Facet budzi się na tylnym siedzeniu auta.

Spogląda na siedzenie kierowcy, a tam duży facet z czerwoną skórą i rogami na głowie.

– Co się stało? Gdzie jestem?! – pyta.

– Nie żyjesz. Jestem diabłem i wiozę cię do piekła.

Facet wygląda za okno i blednie z przerażenia.

– Jak tu strasznie brzydko…

– Zgadza się – mówi diabeł.

– Te sypiące się ruiny, jak po zagładzie.

– Tak…

– I ten czarny dym… Tu nie ma przecież czym oddychać…

– To prawda.

– To piekło jest straszne!.

– Jakie piekło? – Dziwi się diabeł – jeszcze jesteśmy na Śląsku.



Zawody

W pewnej wsi rozgrywają się zawody, kto najdłużej wytrzyma w wodzie. Pierwszy śmiałek wytrzymał 60 sekund i wszyscy go pytają:

– Jak pan to zrobił?

A on ze spokojem odpowiada:

– Trening, trening i jeszcze raz trening.

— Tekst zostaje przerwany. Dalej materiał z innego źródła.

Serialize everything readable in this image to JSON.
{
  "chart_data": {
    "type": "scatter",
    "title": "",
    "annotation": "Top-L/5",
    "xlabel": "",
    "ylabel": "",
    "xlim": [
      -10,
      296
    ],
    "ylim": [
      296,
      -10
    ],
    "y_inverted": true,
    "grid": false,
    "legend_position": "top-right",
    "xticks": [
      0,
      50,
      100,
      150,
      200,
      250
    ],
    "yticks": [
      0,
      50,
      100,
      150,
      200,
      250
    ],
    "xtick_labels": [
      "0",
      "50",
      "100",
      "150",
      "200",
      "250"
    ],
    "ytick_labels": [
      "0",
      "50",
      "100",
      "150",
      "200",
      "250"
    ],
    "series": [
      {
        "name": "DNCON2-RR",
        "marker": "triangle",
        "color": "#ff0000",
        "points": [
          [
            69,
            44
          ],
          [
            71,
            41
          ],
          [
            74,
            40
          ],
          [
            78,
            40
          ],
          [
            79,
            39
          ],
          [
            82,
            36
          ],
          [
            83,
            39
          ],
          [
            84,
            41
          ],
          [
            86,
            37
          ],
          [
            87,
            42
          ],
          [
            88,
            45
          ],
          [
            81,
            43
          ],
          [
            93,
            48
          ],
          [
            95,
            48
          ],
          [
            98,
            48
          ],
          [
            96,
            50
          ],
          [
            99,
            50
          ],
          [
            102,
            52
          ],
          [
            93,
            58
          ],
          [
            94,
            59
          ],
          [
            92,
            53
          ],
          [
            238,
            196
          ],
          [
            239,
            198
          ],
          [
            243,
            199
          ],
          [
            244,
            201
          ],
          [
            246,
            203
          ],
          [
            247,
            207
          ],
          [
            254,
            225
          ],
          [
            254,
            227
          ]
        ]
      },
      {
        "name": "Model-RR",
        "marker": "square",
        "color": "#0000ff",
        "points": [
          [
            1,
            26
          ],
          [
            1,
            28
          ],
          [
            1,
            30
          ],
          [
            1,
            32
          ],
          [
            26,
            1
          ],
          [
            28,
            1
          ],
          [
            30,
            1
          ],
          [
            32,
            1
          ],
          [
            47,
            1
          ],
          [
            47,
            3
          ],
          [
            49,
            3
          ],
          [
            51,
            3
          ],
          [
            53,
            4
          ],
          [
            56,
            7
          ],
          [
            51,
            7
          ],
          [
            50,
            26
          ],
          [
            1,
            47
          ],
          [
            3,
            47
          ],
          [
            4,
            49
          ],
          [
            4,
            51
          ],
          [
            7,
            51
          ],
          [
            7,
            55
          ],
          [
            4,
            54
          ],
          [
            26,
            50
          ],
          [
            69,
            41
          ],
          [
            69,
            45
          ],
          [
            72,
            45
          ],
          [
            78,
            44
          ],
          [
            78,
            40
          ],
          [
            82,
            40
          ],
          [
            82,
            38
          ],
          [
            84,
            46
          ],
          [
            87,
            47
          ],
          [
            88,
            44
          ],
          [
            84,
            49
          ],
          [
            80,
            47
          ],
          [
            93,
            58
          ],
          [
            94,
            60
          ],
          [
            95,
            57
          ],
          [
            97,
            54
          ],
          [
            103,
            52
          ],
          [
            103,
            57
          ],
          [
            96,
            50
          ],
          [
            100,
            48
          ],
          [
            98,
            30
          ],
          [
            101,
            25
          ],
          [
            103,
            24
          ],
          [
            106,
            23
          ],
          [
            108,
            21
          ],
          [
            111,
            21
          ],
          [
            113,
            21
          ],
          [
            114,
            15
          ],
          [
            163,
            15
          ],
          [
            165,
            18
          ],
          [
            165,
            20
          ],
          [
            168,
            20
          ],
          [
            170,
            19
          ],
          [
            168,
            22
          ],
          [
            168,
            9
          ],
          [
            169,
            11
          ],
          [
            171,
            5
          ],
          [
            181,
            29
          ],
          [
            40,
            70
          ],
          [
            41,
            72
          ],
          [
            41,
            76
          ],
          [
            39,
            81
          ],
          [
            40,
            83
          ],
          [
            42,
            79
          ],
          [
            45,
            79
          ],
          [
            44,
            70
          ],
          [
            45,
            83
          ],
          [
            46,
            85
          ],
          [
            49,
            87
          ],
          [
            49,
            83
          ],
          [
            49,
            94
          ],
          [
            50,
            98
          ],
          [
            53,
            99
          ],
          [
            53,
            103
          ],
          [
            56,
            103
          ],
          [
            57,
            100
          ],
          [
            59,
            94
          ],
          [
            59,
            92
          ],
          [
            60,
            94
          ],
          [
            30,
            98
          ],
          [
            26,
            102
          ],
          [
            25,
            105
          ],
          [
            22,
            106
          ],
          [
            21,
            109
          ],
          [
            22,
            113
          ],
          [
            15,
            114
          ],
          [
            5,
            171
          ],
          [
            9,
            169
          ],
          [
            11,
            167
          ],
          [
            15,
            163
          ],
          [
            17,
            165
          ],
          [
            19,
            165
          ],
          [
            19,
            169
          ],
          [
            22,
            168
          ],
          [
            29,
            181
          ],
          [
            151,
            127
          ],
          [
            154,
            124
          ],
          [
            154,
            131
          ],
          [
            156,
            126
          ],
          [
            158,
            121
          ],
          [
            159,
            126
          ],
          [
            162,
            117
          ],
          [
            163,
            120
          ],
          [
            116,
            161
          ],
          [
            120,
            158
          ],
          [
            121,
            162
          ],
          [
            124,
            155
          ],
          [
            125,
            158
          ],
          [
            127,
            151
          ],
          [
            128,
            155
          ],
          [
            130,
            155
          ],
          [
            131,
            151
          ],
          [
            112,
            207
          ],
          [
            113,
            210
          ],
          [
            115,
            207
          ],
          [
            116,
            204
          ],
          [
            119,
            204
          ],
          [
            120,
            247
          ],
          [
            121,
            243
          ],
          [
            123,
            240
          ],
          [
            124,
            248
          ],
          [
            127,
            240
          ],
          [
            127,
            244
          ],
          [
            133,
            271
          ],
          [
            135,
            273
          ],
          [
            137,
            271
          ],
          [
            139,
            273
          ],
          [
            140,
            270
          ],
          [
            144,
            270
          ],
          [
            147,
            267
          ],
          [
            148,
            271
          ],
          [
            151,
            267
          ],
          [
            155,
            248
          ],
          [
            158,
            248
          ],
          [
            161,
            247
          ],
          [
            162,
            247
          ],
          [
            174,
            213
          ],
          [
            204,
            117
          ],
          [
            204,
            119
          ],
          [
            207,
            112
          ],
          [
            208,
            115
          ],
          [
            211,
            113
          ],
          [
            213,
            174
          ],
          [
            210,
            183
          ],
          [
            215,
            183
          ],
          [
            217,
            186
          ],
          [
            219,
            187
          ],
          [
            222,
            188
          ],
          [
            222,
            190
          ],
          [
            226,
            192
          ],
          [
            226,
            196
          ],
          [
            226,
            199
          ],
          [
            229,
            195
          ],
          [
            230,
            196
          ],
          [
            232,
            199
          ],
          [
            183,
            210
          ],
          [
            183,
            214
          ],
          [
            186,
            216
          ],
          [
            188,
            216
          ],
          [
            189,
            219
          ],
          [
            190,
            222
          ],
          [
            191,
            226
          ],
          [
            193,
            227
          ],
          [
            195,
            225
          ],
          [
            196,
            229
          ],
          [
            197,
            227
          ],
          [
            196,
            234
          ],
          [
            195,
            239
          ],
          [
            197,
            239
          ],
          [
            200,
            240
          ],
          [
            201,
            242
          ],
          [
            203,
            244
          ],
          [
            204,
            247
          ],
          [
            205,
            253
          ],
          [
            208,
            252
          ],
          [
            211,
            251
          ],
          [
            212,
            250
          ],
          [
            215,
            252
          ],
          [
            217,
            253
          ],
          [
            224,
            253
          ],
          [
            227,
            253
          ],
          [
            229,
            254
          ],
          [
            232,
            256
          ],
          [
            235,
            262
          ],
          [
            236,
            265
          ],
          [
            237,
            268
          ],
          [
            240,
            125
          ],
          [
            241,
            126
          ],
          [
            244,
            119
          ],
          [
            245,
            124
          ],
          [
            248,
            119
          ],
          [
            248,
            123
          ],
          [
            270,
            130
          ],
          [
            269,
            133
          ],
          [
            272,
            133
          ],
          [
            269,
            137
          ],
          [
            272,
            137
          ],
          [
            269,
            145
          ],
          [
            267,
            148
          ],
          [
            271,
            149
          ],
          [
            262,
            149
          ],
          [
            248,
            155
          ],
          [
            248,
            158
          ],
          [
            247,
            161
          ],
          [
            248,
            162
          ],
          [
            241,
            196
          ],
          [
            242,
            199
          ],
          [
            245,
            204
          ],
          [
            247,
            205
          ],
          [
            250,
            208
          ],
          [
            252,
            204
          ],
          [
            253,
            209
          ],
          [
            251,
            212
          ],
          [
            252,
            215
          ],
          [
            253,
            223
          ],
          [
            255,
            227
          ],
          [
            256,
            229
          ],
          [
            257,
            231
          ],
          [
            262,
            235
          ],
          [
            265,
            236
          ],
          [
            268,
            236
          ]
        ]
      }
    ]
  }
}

Następny śmiałek wytrzymał prawie 120 sekund i znowu wszyscy go pytają:

– Jak Pan to zrobił.

A mężczyzna na to:

– Trening, trening i jeszcze raz trening.

Następny śmiałek wytrzymał 180 sekund i wszyscy go pytają:

– Panie jak pan wytrzymał tak długo?

– Trening. Tylko trening – odpowiada mężczyzna.

Ostatni śmiałek wszedł do wody, zanurzył się i mija 1 minuta – nic, 2 minuta – nic, 3 minuta – nic. Po 4 minucie wynurza się, ledwo oddychając. Podbiega do niego lekarz, aby upewnić się czy nic mu się nie stało. Okazuje się, że wszystko jest w porządku. Ludzie zaczynają dopytywać:

– Panie, panie jak udało się Panu tak długo wytrzymać pod wodą – 4 minut – wielki szacunek.

Na to mężczyzna odpowiada spokojnym głosem:

– Nie wiem, chyba gdzieś gaciami zahaczyłem, bo nie mogłem wypłynąć.